Chapter 1. About node remediation, fencing, and maintenance
Hardware is imperfect and software contains bugs. When node-level failures, such as the kernel hangs or network interface controllers (NICs) fail, the work required from the cluster does not decrease, and workloads from affected nodes need to be restarted somewhere. However, some workloads, such as ReadWriteOnce (RWO) volumes and StatefulSets, might require at-most-one semantics.
Failures affecting these workloads risk data loss, corruption, or both. It is important to ensure that the node reaches a safe state, known as fencing
before initiating recovery of the workload, known as remediation
and ideally, recovery of the node also.
It is not always practical to depend on administrator intervention to confirm the true status of the nodes and workloads. To facilitate such intervention, Red Hat OpenShift provides multiple components for the automation of failure detection, fencing and remediation.
1.1. Self Node Remediation
The Self Node Remediation Operator is a Red Hat OpenShift add-on Operator that implements an external system of fencing and remediation that reboots unhealthy nodes and deletes resources, such as Pods and VolumeAttachments. The reboot ensures that the workloads are fenced, and the resource deletion accelerates the rescheduling of affected workloads. Unlike other external systems, Self Node Remediation does not require any management interface, like, for example, Intelligent Platform Management Interface (IPMI) or an API for node provisioning.
Self Node Remediation can be used by failure detection systems, like Machine Health Check or Node Health Check.
1.2. Fence Agents Remediation
The Fence Agents Remediation (FAR) Operator is a Red Hat OpenShift add-on operator that automatically remediates unhealthy nodes, similar to the Self Node Remediation Operator. You can use well-known agents to fence and remediate unhealthy nodes. The remediation includes rebooting the unhealthy node using a fence agent, and then evicting workloads from the unhealthy node, depending on the remediation strategy.
1.3. Machine Deletion Remediation
The Machine Deletion Remediation (MDR) Operator is a Red Hat OpenShift add-on Operator that uses the Machine API to reprovision unhealthy nodes. MDR works with NodeHealthCheck (NHC) to create a Custom Resource (CR) for MDR with information about the unhealthy node.

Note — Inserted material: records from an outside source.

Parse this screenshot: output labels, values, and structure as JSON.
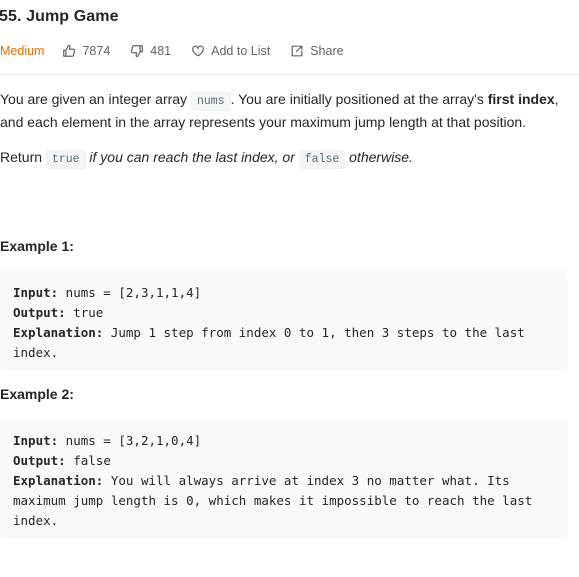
{
  "problem": {
    "title": "55. Jump Game",
    "difficulty": "Medium",
    "likes": "7874",
    "dislikes": "481",
    "add_to_list": "Add to List",
    "share": "Share"
  },
  "description": {
    "p1_a": "You are given an integer array ",
    "p1_code": "nums",
    "p1_b": ". You are initially positioned at the array's ",
    "p1_bold": "first index",
    "p1_c": ", and each element in the array represents your maximum jump length at that position.",
    "p2_a": "Return ",
    "p2_code1": "true",
    "p2_italic": " if you can reach the last index, or ",
    "p2_code2": "false",
    "p2_b": " otherwise."
  },
  "examples": [
    {
      "title": "Example 1:",
      "input_label": "Input:",
      "input": " nums = [2,3,1,1,4]",
      "output_label": "Output:",
      "output": " true",
      "explanation_label": "Explanation:",
      "explanation": " Jump 1 step from index 0 to 1, then 3 steps to the last index."
    },
    {
      "title": "Example 2:",
      "input_label": "Input:",
      "input": " nums = [3,2,1,0,4]",
      "output_label": "Output:",
      "output": " false",
      "explanation_label": "Explanation:",
      "explanation": " You will always arrive at index 3 no matter what. Its maximum jump length is 0, which makes it impossible to reach the last index."
    }
  ]
}
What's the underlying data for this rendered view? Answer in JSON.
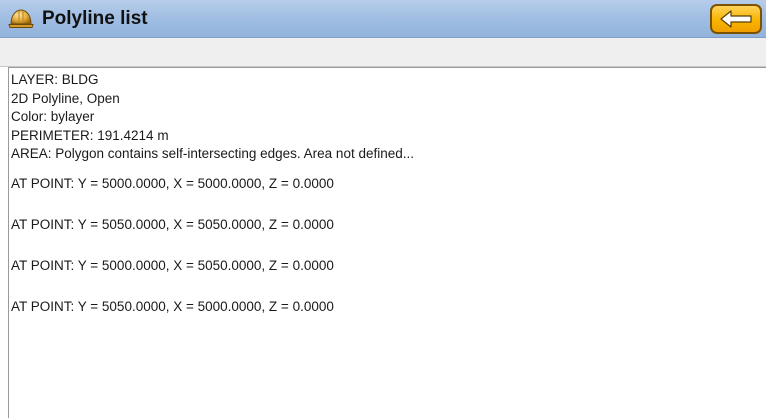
{
  "window": {
    "title": "Polyline list",
    "app_icon": "hard-hat-icon",
    "back_button_icon": "arrow-left-icon",
    "accent_color": "#f8b400",
    "titlebar_color": "#a2bfe3"
  },
  "info": {
    "layer": "LAYER: BLDG",
    "type": "2D Polyline, Open",
    "color": "Color: bylayer",
    "perimeter": "PERIMETER: 191.4214 m",
    "area": "AREA: Polygon contains self-intersecting edges. Area not defined..."
  },
  "points": [
    "AT POINT: Y = 5000.0000, X = 5000.0000, Z = 0.0000",
    "AT POINT: Y = 5050.0000, X = 5050.0000, Z = 0.0000",
    "AT POINT: Y = 5000.0000, X = 5050.0000, Z = 0.0000",
    "AT POINT: Y = 5050.0000, X = 5000.0000, Z = 0.0000"
  ]
}
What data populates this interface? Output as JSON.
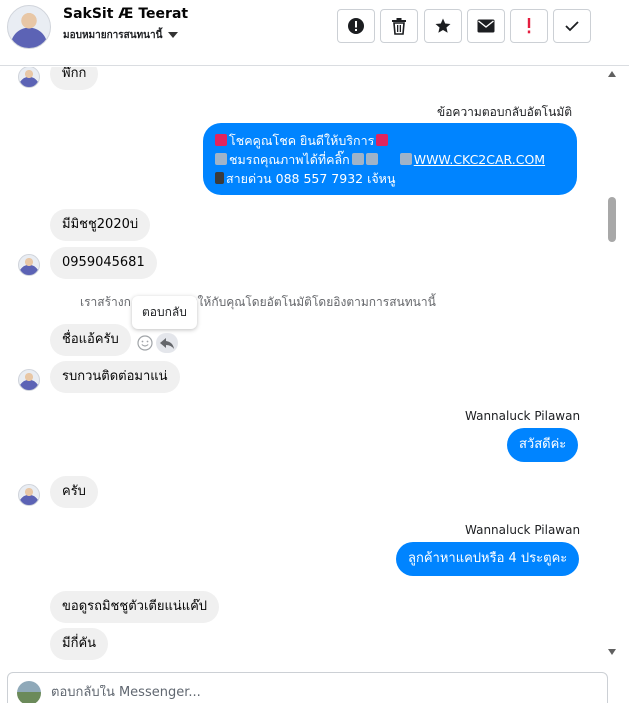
{
  "header": {
    "name": "SakSit Æ Teerat",
    "subtitle": "มอบหมายการสนทนานี้"
  },
  "toolbar": {
    "icons": [
      "alert-icon",
      "trash-icon",
      "star-icon",
      "envelope-icon",
      "red-exclamation-icon",
      "check-icon"
    ],
    "accent_red": "#e41e3f"
  },
  "messages": {
    "m1": "พึกก",
    "auto_label": "ข้อความตอบกลับอัตโนมัติ",
    "auto_line1": "โชคคูณโชค ยินดีให้บริการ",
    "auto_line2": "ชมรถคุณภาพได้ที่คลิ๊ก",
    "auto_link": "WWW.CKC2CAR.COM",
    "auto_line3": "สายด่วน 088 557 7932 เจ้หนู",
    "m2": "มีมิชชู2020บ่",
    "m3": "0959045681",
    "sys": "เราสร้างก           ค้าเป้าหมายให้กับคุณโดยอัตโนมัติโดยอิงตามการสนทนานี้",
    "tooltip": "ตอบกลับ",
    "m4": "ชื่อแอ้ครับ",
    "m5": "รบกวนติดต่อมาแน่",
    "sender1": "Wannaluck Pilawan",
    "out1": "สวัสดีค่ะ",
    "m6": "ครับ",
    "sender2": "Wannaluck Pilawan",
    "out2": "ลูกค้าหาแคปหรือ 4 ประตูคะ",
    "m7": "ขอดูรถมิชชูตัวเตียแน่แค๊ป",
    "m8": "มีกี่คัน"
  },
  "composer": {
    "placeholder": "ตอบกลับใน Messenger..."
  },
  "colors": {
    "outgoing": "#0084ff",
    "incoming": "#f0f0f0"
  }
}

MDR follows the annotation on the node to the associated machine object and confirms that it has an owning controller. MDR proceeds to delete the machine, and then the owning controller recreates a replacement machine.
1.4. Machine Health Check
Machine Health Check utilizes a Red Hat OpenShift built-in failure detection, fencing and remediation system, which monitors the status of machines and the conditions of nodes. Machine Health Checks can be configured to trigger external fencing and remediation systems, like Self Node Remediation.
1.5. Node Health Check
The Node Health Check Operator is a Red Hat OpenShift add-on Operator that implements a failure detection system that monitors node conditions. It does not have a built-in fencing or remediation system and so must be configured with an external system that provides these features. By default, it is configured to utilize the Self Node Remediation system.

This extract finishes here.